Le développement de filières alternatives
Pour la FAO, il s’agit d’une « initiative intéressante car elle donne une certification à des producteurs de petite échelle, généralement exclus des démarches d’éco-certification ». Certaines ONG, partisanes du boycott, sont cependant plus sceptiques et la RFA se montre plus que mitigée. « Pour le moment le système d’exploitation de la perche est tout sauf durable, estime Bruno Corréard. Nous sommes au bord d’une catastrophe humaine, économique et sociale. Je trouve donc Naturland extrêmement optimiste. » Certains de ses membres, comme le distributeur Gelazur s’approvisionnent tout de même chez le fournisseur certifié par Naturland (Vicfish) mais sans s’en faire valoir. Car pour développer une filière plus responsable, l’alliance parie surtout sur le développement de filières alternatives grâce au financement de projets d’aquaculture, notamment de tilapias revendus exclusivement sur le marché local. Pour chaque kilo de perche, quelques centimes d’euros sont ainsi retenus sur les marges des participants tels Gelazur, Elior, Carrefour Italie et Belgique et reversés à deux associations locales, de femmes: Emedo en Tanzanie et KWDT* en Ouganda (voir encadré).

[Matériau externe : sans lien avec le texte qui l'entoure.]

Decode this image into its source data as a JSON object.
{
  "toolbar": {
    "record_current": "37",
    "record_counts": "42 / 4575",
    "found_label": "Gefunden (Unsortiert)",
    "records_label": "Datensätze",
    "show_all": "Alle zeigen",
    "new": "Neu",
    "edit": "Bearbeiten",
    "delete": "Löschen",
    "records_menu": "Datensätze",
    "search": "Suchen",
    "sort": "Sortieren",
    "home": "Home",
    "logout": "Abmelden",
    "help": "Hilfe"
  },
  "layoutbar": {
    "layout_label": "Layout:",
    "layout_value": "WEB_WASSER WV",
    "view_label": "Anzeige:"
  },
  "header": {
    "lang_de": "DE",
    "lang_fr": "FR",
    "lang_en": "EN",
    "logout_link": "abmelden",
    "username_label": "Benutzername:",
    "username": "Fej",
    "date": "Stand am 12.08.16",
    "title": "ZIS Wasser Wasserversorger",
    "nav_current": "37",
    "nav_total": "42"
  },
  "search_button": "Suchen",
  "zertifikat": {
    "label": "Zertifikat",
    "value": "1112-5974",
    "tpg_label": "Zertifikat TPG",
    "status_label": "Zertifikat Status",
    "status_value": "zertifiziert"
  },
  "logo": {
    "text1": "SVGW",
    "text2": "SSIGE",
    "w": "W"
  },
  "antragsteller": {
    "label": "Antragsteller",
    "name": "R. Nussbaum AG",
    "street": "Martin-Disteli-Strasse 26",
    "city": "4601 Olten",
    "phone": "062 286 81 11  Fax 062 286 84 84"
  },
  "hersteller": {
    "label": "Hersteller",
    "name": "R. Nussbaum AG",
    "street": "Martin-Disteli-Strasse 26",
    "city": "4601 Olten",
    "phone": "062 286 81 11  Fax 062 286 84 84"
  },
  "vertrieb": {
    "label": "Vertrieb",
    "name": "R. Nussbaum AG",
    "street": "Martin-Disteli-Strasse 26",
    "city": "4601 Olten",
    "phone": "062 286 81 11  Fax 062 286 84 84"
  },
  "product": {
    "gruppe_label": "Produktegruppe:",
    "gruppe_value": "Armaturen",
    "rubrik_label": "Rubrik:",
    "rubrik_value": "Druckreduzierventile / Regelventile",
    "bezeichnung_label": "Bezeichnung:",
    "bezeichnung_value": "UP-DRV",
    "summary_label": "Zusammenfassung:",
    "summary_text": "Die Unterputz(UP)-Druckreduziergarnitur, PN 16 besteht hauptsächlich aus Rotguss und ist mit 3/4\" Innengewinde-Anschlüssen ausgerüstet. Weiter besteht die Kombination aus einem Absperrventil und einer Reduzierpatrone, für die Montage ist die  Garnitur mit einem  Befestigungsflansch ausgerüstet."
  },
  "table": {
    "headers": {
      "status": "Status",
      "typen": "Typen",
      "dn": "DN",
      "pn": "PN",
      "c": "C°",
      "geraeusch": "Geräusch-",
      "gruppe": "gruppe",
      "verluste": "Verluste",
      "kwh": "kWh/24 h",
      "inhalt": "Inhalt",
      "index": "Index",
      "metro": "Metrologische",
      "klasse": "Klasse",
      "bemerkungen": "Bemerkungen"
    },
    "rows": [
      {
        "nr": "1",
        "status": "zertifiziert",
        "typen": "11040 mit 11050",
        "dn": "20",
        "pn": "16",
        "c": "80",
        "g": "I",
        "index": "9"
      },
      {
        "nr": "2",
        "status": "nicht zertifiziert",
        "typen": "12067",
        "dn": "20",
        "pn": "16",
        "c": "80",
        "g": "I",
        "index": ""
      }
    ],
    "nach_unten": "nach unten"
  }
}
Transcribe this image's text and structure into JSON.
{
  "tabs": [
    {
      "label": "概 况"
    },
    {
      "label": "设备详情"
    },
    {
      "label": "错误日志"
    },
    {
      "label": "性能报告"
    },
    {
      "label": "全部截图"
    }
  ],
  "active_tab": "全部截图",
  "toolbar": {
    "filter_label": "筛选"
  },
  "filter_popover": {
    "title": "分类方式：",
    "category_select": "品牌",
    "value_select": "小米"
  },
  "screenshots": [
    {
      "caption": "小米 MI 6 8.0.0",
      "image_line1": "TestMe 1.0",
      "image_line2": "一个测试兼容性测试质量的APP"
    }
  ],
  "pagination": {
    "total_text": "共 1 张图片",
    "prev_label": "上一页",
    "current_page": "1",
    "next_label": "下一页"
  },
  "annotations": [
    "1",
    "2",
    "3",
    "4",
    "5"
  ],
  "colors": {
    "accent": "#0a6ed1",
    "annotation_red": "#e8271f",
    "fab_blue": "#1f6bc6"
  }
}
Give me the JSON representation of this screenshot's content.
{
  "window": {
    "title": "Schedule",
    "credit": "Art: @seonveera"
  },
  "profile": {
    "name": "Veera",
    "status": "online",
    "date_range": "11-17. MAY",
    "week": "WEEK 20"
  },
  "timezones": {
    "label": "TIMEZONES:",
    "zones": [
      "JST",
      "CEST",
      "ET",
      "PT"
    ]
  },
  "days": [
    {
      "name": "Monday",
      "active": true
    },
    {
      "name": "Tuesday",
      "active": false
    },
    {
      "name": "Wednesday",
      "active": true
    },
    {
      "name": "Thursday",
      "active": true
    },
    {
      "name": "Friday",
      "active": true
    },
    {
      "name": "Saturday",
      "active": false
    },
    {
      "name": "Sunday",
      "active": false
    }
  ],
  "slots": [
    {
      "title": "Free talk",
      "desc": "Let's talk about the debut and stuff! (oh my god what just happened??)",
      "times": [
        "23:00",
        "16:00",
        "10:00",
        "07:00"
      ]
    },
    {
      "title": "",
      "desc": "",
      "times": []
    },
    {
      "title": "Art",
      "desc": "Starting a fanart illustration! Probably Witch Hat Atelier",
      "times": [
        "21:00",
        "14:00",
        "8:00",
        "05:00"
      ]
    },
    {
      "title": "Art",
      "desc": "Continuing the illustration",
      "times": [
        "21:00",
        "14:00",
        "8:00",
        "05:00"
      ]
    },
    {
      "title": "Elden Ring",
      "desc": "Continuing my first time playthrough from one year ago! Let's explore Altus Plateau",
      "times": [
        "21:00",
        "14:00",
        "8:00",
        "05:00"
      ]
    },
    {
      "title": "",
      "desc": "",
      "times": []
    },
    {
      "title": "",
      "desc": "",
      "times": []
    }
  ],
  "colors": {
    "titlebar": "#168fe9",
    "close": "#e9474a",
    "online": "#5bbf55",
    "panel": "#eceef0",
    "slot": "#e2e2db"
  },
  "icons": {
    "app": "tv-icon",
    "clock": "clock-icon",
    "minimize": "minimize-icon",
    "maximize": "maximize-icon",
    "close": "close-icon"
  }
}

Les 85 000 euros récoltés depuis 2006 ont ainsi permis la construction de 3 bassins actifs (une dizaine est prévue) et une deuxième récolte de poissons a eu lieu. Mais le projet reste modeste, comme le reconnaissent les acteurs : Elior par exemple, n’importe pas plus de 40 tonnes/an. « Depuis que nous avons lancé et expliqué le projet, certains de nos restaurateurs ont souhaité réintégrer ce poisson dans leurs menus, explique Séverine Heyman. Mais au départ, il n’avait pas une image très positive. Pour le moment, nous répondons aux questions de nos clients sur le choix du poisson, mais nous ne faisons pas de communication directe sur le sujet. »
*Katosi women development trust.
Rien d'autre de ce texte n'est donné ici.